AMNISTIE CONTRE LIBERATION DES FILLES DE CHIBOK : Vers un marché de dupes ?


Le président nigérian Buhari  lors de sa visite en France a manifesté  son intention de proposer à la secte islamiste Boko Haram en échange de la totalité des filles de Chibok enlevées en avril 2014, l’amnistie de ses leaders détenus dans les geôles nigérianes. L’immense émotion soulevée par ce rapt avait contraint le président Mahammudu Buhari à faire de la libération de « ces sabines » une priorité dans sa campagne électorale. Joignant l’acte à la parole, il a annoncé, il y’a peu, que  le personnel de la sécurité aérienne et au sol dans la forêt de Sambisa avait pu repérer l’endroit où se trouvent les jeunes filles.  En attendant de voir la suite qui sera faite de son offre, on ne peut lui faire le procès de ne pas innover en termes d’idées dans la lutte contre Boko Haram et dans sa volonté de ramener ces filles  à leurs familles, contrairement à son prédécesseur Goodluck Jonathan. Cette proposition, toutefois, soulève de nombreuses questions.
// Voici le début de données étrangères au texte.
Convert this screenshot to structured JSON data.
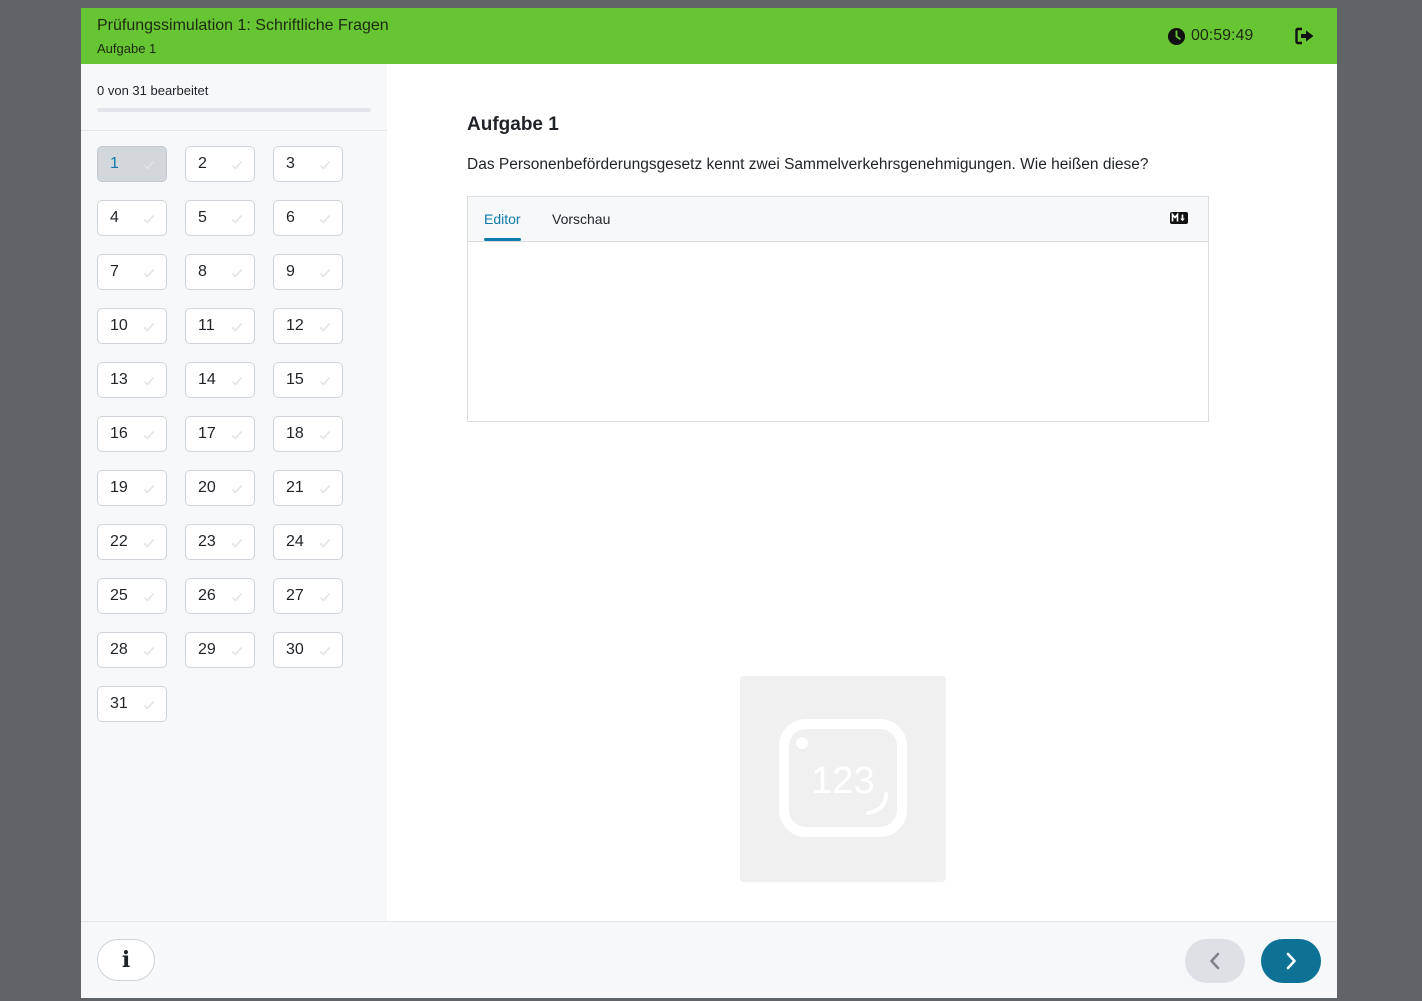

Le Nigéria amorce-t-il un changement de stratégie dans la lutte contre Boko Haram ? Est-ce un aveu de l’option militaire ? On est tenté de répondre par la négative en raison de la débauche d’énergie que le Nigéria et ses alliés militaires de la coalition anti-Boko Haram pour mobiliser hommes et logistique face à la nébuleuse djihadiste font preuve. Du reste, Buhari lui-même le confirme : «C’est plutôt par une mise en commun de nos forces, et des attaques d’envergure, ainsi que des solutions militaires que nous en viendrons à bout».

On peut douter que Shekau se laisse charmer par ce chant de sirène

Du reste, les armées sous-régionales sous le leadership du Tchad et l’armée nigériane réorganisée ont produit de prodigieux résultats, contraignant les combattants djihadistes à se retrancher dans la forêt de Sambisa. Si l’option militaire demeure donc à l’ordre du jour, cette proposition peut-elle être perçue autrement par Shekau et ses sbires que comme une ruse de guerre ? De fait, on peut douter que Shekau se laisse charmer par ce chant de sirène. Cet adepte de l’ordre apocalyptique, sans foi ni loi ne peut croire aux valeurs du dialogue au point de signer un «gentleman agreement » avec ses irréductibles ennemis.  Pire, en acceptant l’offre, cela suppose d’ailleurs qu’il renonce désormais  à la prise d’otages comme mode opératoire dans cette guerre asymétrique. Quoiqu’il en soit, si par extraordinaire, l’offre de Buhari marchait, ce serait pour lui un gain politique énorme vu la forte émotion suscitée par le rapt de ces lycéennes et surtout les fortes attentes et le désespoir des familles même si l’effet inverse n’est à exclure. L’amnistie pourrait, en effet, entraîner un mouvement de colère des populations qui subissent les exactions à répétition de la secte. Faut-il le rappeler, environ 7 000 personnes au Nigeria ont été tuées dans les violences causées par Boko Haram depuis janvier 2014 et près d’1 million et demie d’autres ont été contraintes à l’exil.

Un simple marché de dupes

A moins que cette offre ne soit simplement qu’un signe de temps ! Buhari certain que l’hydre décapitée du fait des coups de boutoir des armées tchadienne et nigériane,  n’en vienne dans un geste de désespoir à liquider ses otages, poussant au summum le seuil de l’horreur ; ce qui ne manquerait d’éclabousser son mandat. L’autre préoccupation importante, «c’est comment opérationnaliser cet échange qui semble inédit ! Est-il possible de retrouver toutes ces filles dont certaines ont été vendues en dehors du pays ? Et même si on les trouvait, seraient-elles encore saines ? L’auteur de l’idée se veut lui-même,  on ne peut, très prudent. «Mais nous sommes très prudents sur ce sujet, et nous sommes convaincus que nous pouvons récupérer les filles de manière raisonnable, et dans des conditions saines. Nous n’allons pas relâcher les leaders que nous détenons tout de suite.», dit-il. Des propos qui montrent toute la délicatesse de l’opération qui peut s’avérer un simple marché de dupes.

« Le Pays »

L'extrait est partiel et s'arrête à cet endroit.